The Café at Thistle Farms is a space filled with cheery conversations, the gentle clinking of silverware against plates and, quieter, the sound of survival.
The Nashville nonprofit is now one of the largest social justice enterprises for women survivors in the U.S. The workers at the café are graduates of the program that now helps women leave prostitution, trafficking, addiction and abuse. And, its work has been featured in everything from the New York Times to People Magazine.
But, it’s not just helping women here.
“We’re in 20 countries now,” Stevens said. “But, one of those groups, about two and a half years ago, was a group of women who are survivors of the horrible war and genocide in Syria.”
Like many Americans, Stevens first became aware of the magnitude of the Syrian refugee crisis through a number of documentaries released on streaming services a few years ago. As an Episcopal priest and a sex abuse survivor herself, both her own story and her faith drove Stevens off her couch and across the globe.
“In April of 2017, a group of seven of us from Thistle Farms went to the refugee camp in Greece,” Stevens said. “And, we wanted to start weaving the life vests — those horrible signs of trauma — and weave them along with the blankets the women received when they landed.”
The resulting welcome mats are now made by a spin-off of Thistle Farms, called Love Welcomes. The new nonprofit is headed by one of that original group of seven, Abi Hewitt.
“So then, about a year ago,” Stevens said, “Abi started some conversations with Banksy.”
Yeah, you read that right. Thistle Farms and Love Welcomes managed to track down the elusive and enthralling Banksy. He’s known for his distinct graffiti style and for critiquing the very art world he runs adjacent to, in works like his film, “Exit Through the Gift Shop.” Most recently, Banksy made headlines for shredding his own million-dollar painting moments after it was sold.
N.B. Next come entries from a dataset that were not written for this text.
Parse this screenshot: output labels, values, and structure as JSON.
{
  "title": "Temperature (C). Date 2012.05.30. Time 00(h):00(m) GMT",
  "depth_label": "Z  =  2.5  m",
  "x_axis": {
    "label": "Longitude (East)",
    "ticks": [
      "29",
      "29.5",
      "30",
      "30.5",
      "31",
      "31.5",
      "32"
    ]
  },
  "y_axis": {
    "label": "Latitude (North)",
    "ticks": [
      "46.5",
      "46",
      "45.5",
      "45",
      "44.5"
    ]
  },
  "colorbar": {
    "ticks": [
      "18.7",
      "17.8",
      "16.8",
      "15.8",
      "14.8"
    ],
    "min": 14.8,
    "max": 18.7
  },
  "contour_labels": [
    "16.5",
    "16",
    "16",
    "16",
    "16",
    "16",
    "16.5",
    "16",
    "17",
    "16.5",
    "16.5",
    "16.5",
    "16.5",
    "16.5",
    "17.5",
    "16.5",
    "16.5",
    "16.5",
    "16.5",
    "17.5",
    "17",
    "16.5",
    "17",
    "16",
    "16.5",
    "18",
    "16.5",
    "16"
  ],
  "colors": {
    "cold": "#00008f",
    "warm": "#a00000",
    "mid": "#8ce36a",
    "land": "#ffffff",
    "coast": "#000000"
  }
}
And, yet, Love Welcomes convinced him to work together.
So, how do you start a conversation with an anonymous artist?
“Yeah, it’s difficult, and I can’t answer any of that,” Stevens said, laughing.
Right now, the mats the women are making are a traditional, almost solid-colored weave of alternating vertical and horizontal strips.
“Now, Banksy’s mat is like a really rough, more fibrous welcome mat,” Stevens said. “It’s done completely different.”
Banksy’s design is similar to the typical hay-like mat you’d see in a social media ad — scripty font in the center and all. But, this one says “Welcome” in bright orange cursive, the letters formed from refugees’ life vests. The black edging is made of the buckles and straps that held the vest to a refugee’s body as they crossed into the vast unknown.
Banksy will be teaching the women at the camp in Greece how to make his style themselves and displaying the mat design at his popup shop in London.
“I think, in some ways, it gives these projects from Thistle Farms and Love Welcomes some real street cred,” Stevens said.
As Thistle Farms continues expanding globally, these mats tell the surprising story of how interwoven the refugee crisis is with international human trafficking.
It’s a term that Laurence Hart, the director of the International Organization for Migration, says can be confusing.
“A trafficked person is someone, which is paying someone to take him or her from point A to B, but then gets documents, especially their passport, confiscated and, then, ends up allegedly having to repay the cost of the travel by providing service, which can be, at worst, sexual exploitation but can be other forms of forced labor,” Hart said.
The UN-related organization mostly studies migration across the central Mediterranean, but Hart says the women refugees who are headed all over Europe are left vulnerable to being trafficked.
And, he says, the problem is not likely to go away any time soon.
“I would say that in the last five years, I think the percentage of women arriving — their percentage remain pretty stable,” Hart said.
Love Welcomes hopes its new design will continue raising awareness of the crisis. The mats will be on sale soon, and 100 percent of the proceeds will go back to the women who made them.